Ahmad Hosseini, deputy interior minister for refugee affairs, told Reuters no Iraqis had yet crossed into Iran. But he warned that refugee flows were likely to swell once Washington unleashes a fully-fledged military campaign.
So far there have been limited strikes around Baghdad. "If the war expands further and new Iraqi cities come under attack, then there will be more movement towards Iran," Hosseini said in a telephone interview.
"In that case we predict that between 500,000 to 1.2 million Iraqis refugees will head for Iran's borders because more than 70 percent of the Iraqi population is living in areas which are 100 to 150 km from Iran," he said.
Hosseini said Iran had closed its borders with Iraq and would only allow in those whose lives were considered to be in danger.
The United Nations High Commissioner for Refugees (UNHCR) said on Thursday half of a forecast 600,000 refugees could head for Iran.
More than one million Iraqis, mostly Kurds from the north of the country, poured into Iran in the aftermath of the 1991 Gulf war.
And Iran, which still hosts around 200,000 Iraqis from that conflict and more than two million Afghans who fled war in its eastern neighbour, has expressed growing irritation at having to foot the bill for another refugee influx.
FIRST WAVE OF 200,000 EXPECTED
"The Iranian people are not ready to pay the expenses for a war that the United States has started.
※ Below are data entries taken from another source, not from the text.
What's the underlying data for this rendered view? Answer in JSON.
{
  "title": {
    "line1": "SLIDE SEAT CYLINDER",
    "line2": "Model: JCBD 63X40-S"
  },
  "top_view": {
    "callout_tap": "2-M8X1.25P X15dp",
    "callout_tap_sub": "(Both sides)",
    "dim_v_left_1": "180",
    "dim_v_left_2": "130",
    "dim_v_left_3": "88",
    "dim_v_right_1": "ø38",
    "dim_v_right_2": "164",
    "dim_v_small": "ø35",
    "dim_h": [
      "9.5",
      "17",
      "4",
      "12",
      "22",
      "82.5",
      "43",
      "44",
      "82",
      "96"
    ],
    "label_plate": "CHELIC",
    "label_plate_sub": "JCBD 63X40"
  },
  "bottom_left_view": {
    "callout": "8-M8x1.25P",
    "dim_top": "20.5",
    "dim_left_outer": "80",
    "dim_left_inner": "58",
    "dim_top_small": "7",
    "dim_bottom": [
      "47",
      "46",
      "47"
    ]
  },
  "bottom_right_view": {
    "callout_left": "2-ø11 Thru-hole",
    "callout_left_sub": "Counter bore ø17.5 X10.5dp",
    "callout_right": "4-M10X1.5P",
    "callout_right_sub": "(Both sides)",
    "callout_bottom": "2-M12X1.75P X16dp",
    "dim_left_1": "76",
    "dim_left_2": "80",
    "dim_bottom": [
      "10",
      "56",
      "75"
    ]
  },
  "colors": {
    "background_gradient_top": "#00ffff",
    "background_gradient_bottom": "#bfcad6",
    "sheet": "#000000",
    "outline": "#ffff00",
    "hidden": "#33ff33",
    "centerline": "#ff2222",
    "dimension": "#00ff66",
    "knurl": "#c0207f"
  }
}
If we fail to receive international aid, we are unable to help Iraqi refugees," Hosseini said.
"We need at least $20 million emergency aid to handle the first wave of refugees, which is expected to number some 200,000," he said.
UNHCR's chief of mission in Iran, Philippe Lavanchy, echoed Hosseini's concern over funds. He said UNHCR had so far only received $19.5 million from a total $60 million it has appealed for to handle the refugee crisis in Iraq's neighbours.
"Our preparations for a possible influx of refugees have been severely hampered by lack of funding by donors who had been hoping that war in Iraq could be avoided," Lavanchy said in a statement.
"But now that it is upon us, we have to move quickly," he said.
From a total of 10 sites identified along Iran's western frontier for possible refugee camps, work is now concentrating on four in southwestern Iran which could handle an initial wave of 60,000 people.
UNHCR said on Thursday it had given $1 million to Iranian authorities for preparatory work at the four sites including the clearance of land mines, construction of access roads and building of water and sanitation facilities.
Hosseini said that initial concern had focused on refugee flows from northern Iraq, where Kurds fearful of an Iraqi chemical weapon attack have abandoned towns and fled to the hills.
"Now, we are more concerned about movement from the Iraqi cities of Basra and Baghdad," he said.